Nous sortons de la voiture. Une vieille dame apparaît sur le pas de la porte d’un immeuble miniature et délabré.
– Approche, mon enfant !
J’obéis silencieusement et nos regards se croisent. Mon cœur s’accélère et la boule dans mon ventre aspire tout mon être. Ses yeux… ses yeux ? Tout était donc vrai ? Son iris est d’un vert si hypnotisant que je n’arrive même plus à voir ce qui m’entoure.
– Ne t’inquiète pas, je ne te veux aucun mal, je suis ta grand-mère.
Je m’en doute, mais une voix dans ma tête me chuchote : « Comment une personne aussi étrange peut-elle être humaine comme moi ? »
Mes parents entrent dans la bâtisse. Machinalement, je les suis. La vieille Différente, ma… mamie, nous installe dans son salon. C’est une pièce remplie d’objets curieux : de gros bouquins pleins d’images, des statuettes énigmatiques et des insectes accrochés dans des cadres.
– Je suis désolée de t’avoir dérangé le jour de ton anniversaire. Je sais à quel point c’est un jour important pour les jeunes de ton âge. Je t’ai fait venir car il faut que tu saches…
Comment peut-elle savoir ce qu’une jeune personne parfaite comme moi ressent ? Que peut m’apprendre une Différente ?
– Comme tu le sais, je ne suis pas comme toi…
– Non, c’est vrai, je réponds sur la défensive.

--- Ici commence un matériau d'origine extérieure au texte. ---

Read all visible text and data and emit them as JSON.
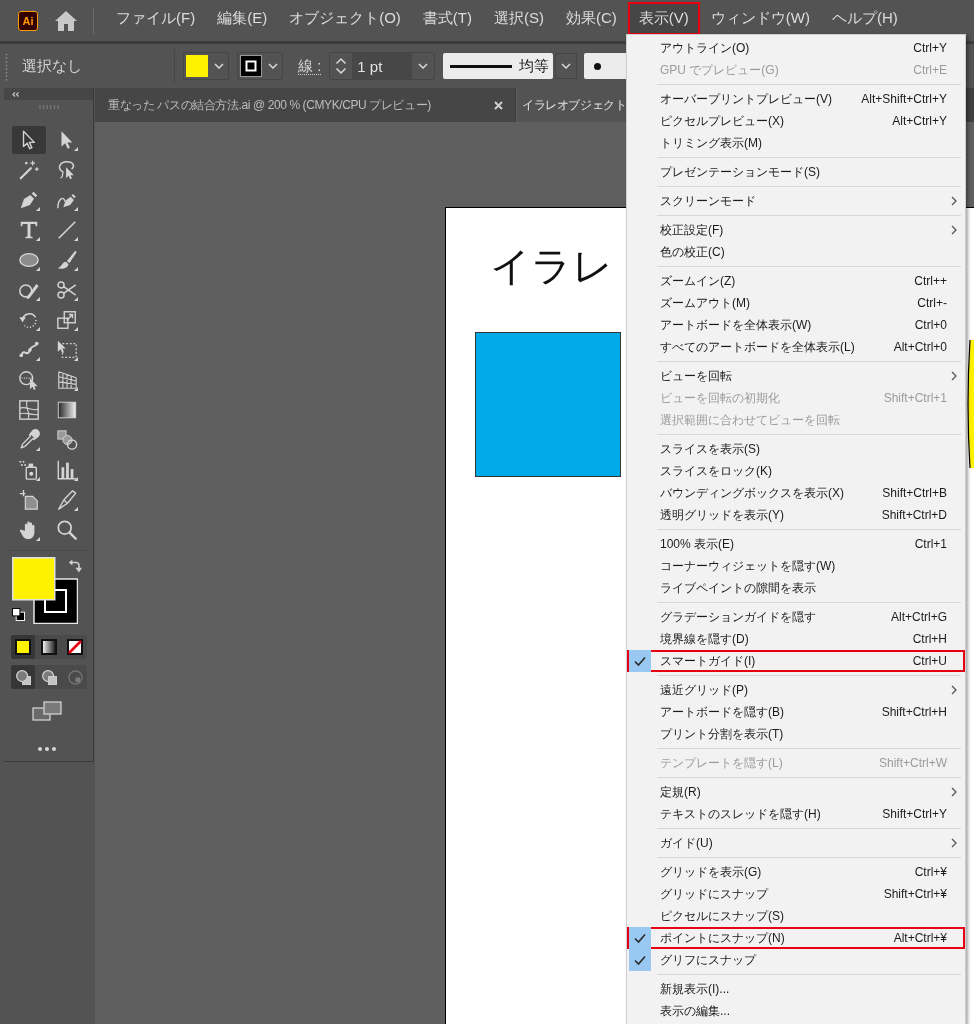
{
  "app": {
    "logo_text": "Ai"
  },
  "menu_bar": [
    {
      "label": "ファイル(F)",
      "selected": false,
      "highlighted": false
    },
    {
      "label": "編集(E)",
      "selected": false,
      "highlighted": false
    },
    {
      "label": "オブジェクト(O)",
      "selected": false,
      "highlighted": false
    },
    {
      "label": "書式(T)",
      "selected": false,
      "highlighted": false
    },
    {
      "label": "選択(S)",
      "selected": false,
      "highlighted": false
    },
    {
      "label": "効果(C)",
      "selected": false,
      "highlighted": false
    },
    {
      "label": "表示(V)",
      "selected": true,
      "highlighted": true
    },
    {
      "label": "ウィンドウ(W)",
      "selected": false,
      "highlighted": false
    },
    {
      "label": "ヘルプ(H)",
      "selected": false,
      "highlighted": false
    }
  ],
  "control_bar": {
    "selection_status": "選択なし",
    "stroke_label": "線 :",
    "stroke_weight": "1 pt",
    "stroke_profile": "均等"
  },
  "tabs": [
    {
      "label": "重なった パスの結合方法.ai @ 200 % (CMYK/CPU プレビュー)",
      "selected": false,
      "close_button": true
    },
    {
      "label": "イラレオブジェクト",
      "selected": true,
      "close_button": false
    }
  ],
  "toolbar": {
    "tools": [
      {
        "selected": true
      },
      {
        "selected": false
      },
      {
        "selected": false
      },
      {
        "selected": false
      },
      {
        "selected": false
      },
      {
        "selected": false
      },
      {
        "selected": false
      },
      {
        "selected": false
      },
      {
        "selected": false
      },
      {
        "selected": false
      },
      {
        "selected": false
      },
      {
        "selected": false
      },
      {
        "selected": false
      },
      {
        "selected": false
      },
      {
        "selected": false
      },
      {
        "selected": false
      },
      {
        "selected": false
      },
      {
        "selected": false
      },
      {
        "selected": false
      },
      {
        "selected": false
      },
      {
        "selected": false
      },
      {
        "selected": false
      },
      {
        "selected": false
      },
      {
        "selected": false
      },
      {
        "selected": false
      },
      {
        "selected": false
      },
      {
        "selected": false
      },
      {
        "selected": false
      }
    ],
    "color_modes": [
      {
        "selected": true
      },
      {
        "selected": false
      },
      {
        "selected": false
      }
    ],
    "draw_modes": [
      {
        "selected": true,
        "disabled": false
      },
      {
        "selected": false,
        "disabled": false
      },
      {
        "selected": false,
        "disabled": true
      }
    ]
  },
  "artboard": {
    "heading": "イラレ"
  },
  "view_menu": {
    "sections": [
      {
        "items": [
          {
            "label": "アウトライン(O)",
            "shortcut": "Ctrl+Y",
            "checked": false,
            "disabled": false,
            "submenu": false,
            "highlighted": false
          },
          {
            "label": "GPU でプレビュー(G)",
            "shortcut": "Ctrl+E",
            "checked": false,
            "disabled": true,
            "submenu": false,
            "highlighted": false
          }
        ]
      },
      {
        "items": [
          {
            "label": "オーバープリントプレビュー(V)",
            "shortcut": "Alt+Shift+Ctrl+Y",
            "checked": false,
            "disabled": false,
            "submenu": false,
            "highlighted": false
          },
          {
            "label": "ピクセルプレビュー(X)",
            "shortcut": "Alt+Ctrl+Y",
            "checked": false,
            "disabled": false,
            "submenu": false,
            "highlighted": false
          },
          {
            "label": "トリミング表示(M)",
            "checked": false,
            "disabled": false,
            "submenu": false,
            "highlighted": false
          }
        ]
      },
      {
        "items": [
          {
            "label": "プレゼンテーションモード(S)",
            "checked": false,
            "disabled": false,
            "submenu": false,
            "highlighted": false
          }
        ]
      },
      {
        "items": [
          {
            "label": "スクリーンモード",
            "checked": false,
            "disabled": false,
            "submenu": true,
            "highlighted": false
          }
        ]
      },
      {
        "items": [
          {
            "label": "校正設定(F)",
            "checked": false,
            "disabled": false,
            "submenu": true,
            "highlighted": false
          },
          {
            "label": "色の校正(C)",
            "checked": false,
            "disabled": false,
            "submenu": false,
            "highlighted": false
          }
        ]
      },
      {
        "items": [
          {
            "label": "ズームイン(Z)",
            "shortcut": "Ctrl++",
            "checked": false,
            "disabled": false,
            "submenu": false,
            "highlighted": false
          },
          {
            "label": "ズームアウト(M)",
            "shortcut": "Ctrl+-",
            "checked": false,
            "disabled": false,
            "submenu": false,
            "highlighted": false
          },
          {
            "label": "アートボードを全体表示(W)",
            "shortcut": "Ctrl+0",
            "checked": false,
            "disabled": false,
            "submenu": false,
            "highlighted": false
          },
          {
            "label": "すべてのアートボードを全体表示(L)",
            "shortcut": "Alt+Ctrl+0",
            "checked": false,
            "disabled": false,
            "submenu": false,
            "highlighted": false
          }
        ]
      },
      {
        "items": [
          {
            "label": "ビューを回転",
            "checked": false,
            "disabled": false,
            "submenu": true,
            "highlighted": false
          },
          {
            "label": "ビューを回転の初期化",
            "shortcut": "Shift+Ctrl+1",
            "checked": false,
            "disabled": true,
            "submenu": false,
            "highlighted": false
          },
          {
            "label": "選択範囲に合わせてビューを回転",
            "checked": false,
            "disabled": true,
            "submenu": false,
            "highlighted": false
          }
        ]
      },
      {
        "items": [
          {
            "label": "スライスを表示(S)",
            "checked": false,
            "disabled": false,
            "submenu": false,
            "highlighted": false
          },
          {
            "label": "スライスをロック(K)",
            "checked": false,
            "disabled": false,
            "submenu": false,
            "highlighted": false
          },
          {
            "label": "バウンディングボックスを表示(X)",
            "shortcut": "Shift+Ctrl+B",
            "checked": false,
            "disabled": false,
            "submenu": false,
            "highlighted": false
          },
          {
            "label": "透明グリッドを表示(Y)",
            "shortcut": "Shift+Ctrl+D",
            "checked": false,
            "disabled": false,
            "submenu": false,
            "highlighted": false
          }
        ]
      },
      {
        "items": [
          {
            "label": "100% 表示(E)",
            "shortcut": "Ctrl+1",
            "checked": false,
            "disabled": false,
            "submenu": false,
            "highlighted": false
          },
          {
            "label": "コーナーウィジェットを隠す(W)",
            "checked": false,
            "disabled": false,
            "submenu": false,
            "highlighted": false
          },
          {
            "label": "ライブペイントの隙間を表示",
            "checked": false,
            "disabled": false,
            "submenu": false,
            "highlighted": false
          }
        ]
      },
      {
        "items": [
          {
            "label": "グラデーションガイドを隠す",
            "shortcut": "Alt+Ctrl+G",
            "checked": false,
            "disabled": false,
            "submenu": false,
            "highlighted": false
          },
          {
            "label": "境界線を隠す(D)",
            "shortcut": "Ctrl+H",
            "checked": false,
            "disabled": false,
            "submenu": false,
            "highlighted": false
          },
          {
            "label": "スマートガイド(I)",
            "shortcut": "Ctrl+U",
            "checked": true,
            "disabled": false,
            "submenu": false,
            "highlighted": true
          }
        ]
      },
      {
        "items": [
          {
            "label": "遠近グリッド(P)",
            "checked": false,
            "disabled": false,
            "submenu": true,
            "highlighted": false
          },
          {
            "label": "アートボードを隠す(B)",
            "shortcut": "Shift+Ctrl+H",
            "checked": false,
            "disabled": false,
            "submenu": false,
            "highlighted": false
          },
          {
            "label": "プリント分割を表示(T)",
            "checked": false,
            "disabled": false,
            "submenu": false,
            "highlighted": false
          }
        ]
      },
      {
        "items": [
          {
            "label": "テンプレートを隠す(L)",
            "shortcut": "Shift+Ctrl+W",
            "checked": false,
            "disabled": true,
            "submenu": false,
            "highlighted": false
          }
        ]
      },
      {
        "items": [
          {
            "label": "定規(R)",
            "checked": false,
            "disabled": false,
            "submenu": true,
            "highlighted": false
          },
          {
            "label": "テキストのスレッドを隠す(H)",
            "shortcut": "Shift+Ctrl+Y",
            "checked": false,
            "disabled": false,
            "submenu": false,
            "highlighted": false
          }
        ]
      },
      {
        "items": [
          {
            "label": "ガイド(U)",
            "checked": false,
            "disabled": false,
            "submenu": true,
            "highlighted": false
          }
        ]
      },
      {
        "items": [
          {
            "label": "グリッドを表示(G)",
            "shortcut": "Ctrl+¥",
            "checked": false,
            "disabled": false,
            "submenu": false,
            "highlighted": false
          },
          {
            "label": "グリッドにスナップ",
            "shortcut": "Shift+Ctrl+¥",
            "checked": false,
            "disabled": false,
            "submenu": false,
            "highlighted": false
          },
          {
            "label": "ピクセルにスナップ(S)",
            "checked": false,
            "disabled": false,
            "submenu": false,
            "highlighted": false
          },
          {
            "label": "ポイントにスナップ(N)",
            "shortcut": "Alt+Ctrl+¥",
            "checked": true,
            "disabled": false,
            "submenu": false,
            "highlighted": true
          },
          {
            "label": "グリフにスナップ",
            "checked": true,
            "disabled": false,
            "submenu": false,
            "highlighted": false
          }
        ]
      },
      {
        "items": [
          {
            "label": "新規表示(I)...",
            "checked": false,
            "disabled": false,
            "submenu": false,
            "highlighted": false
          },
          {
            "label": "表示の編集...",
            "checked": false,
            "disabled": false,
            "submenu": false,
            "highlighted": false
          }
        ]
      }
    ]
  }
}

– Noa, laisse ta grand-mère parler…
– Je suis différente. Il faut que tu saches que nous nous sommes tous trompés, la différence n’est pas notre ennemie ! Ces derniers temps, les scientifiques sont allés trop loin. Ils ont élargi leurs études et ont réussi à prendre le contrôle du cerveau afin de le « perfectionner ». Malheureusement, les recherches sont tombées dans les mains de l’État et le Gouvernement y a vu une opportunité. En supervisant et contrôlant le dernier organe qui nous distingue, ils vont faire de la race humaine une armée d’êtres sans idées ni avis, asservie et prête à faire n’importe quoi. Il est encore temps, Noa… de redonner une âme à notre humanité !
Ces derniers mots ont résonné longtemps dans ma tête avant que je ne comprenne vraiment ce que cela signifiait. Notre génération devra se battre pour sauver notre plus grande force : la Différence.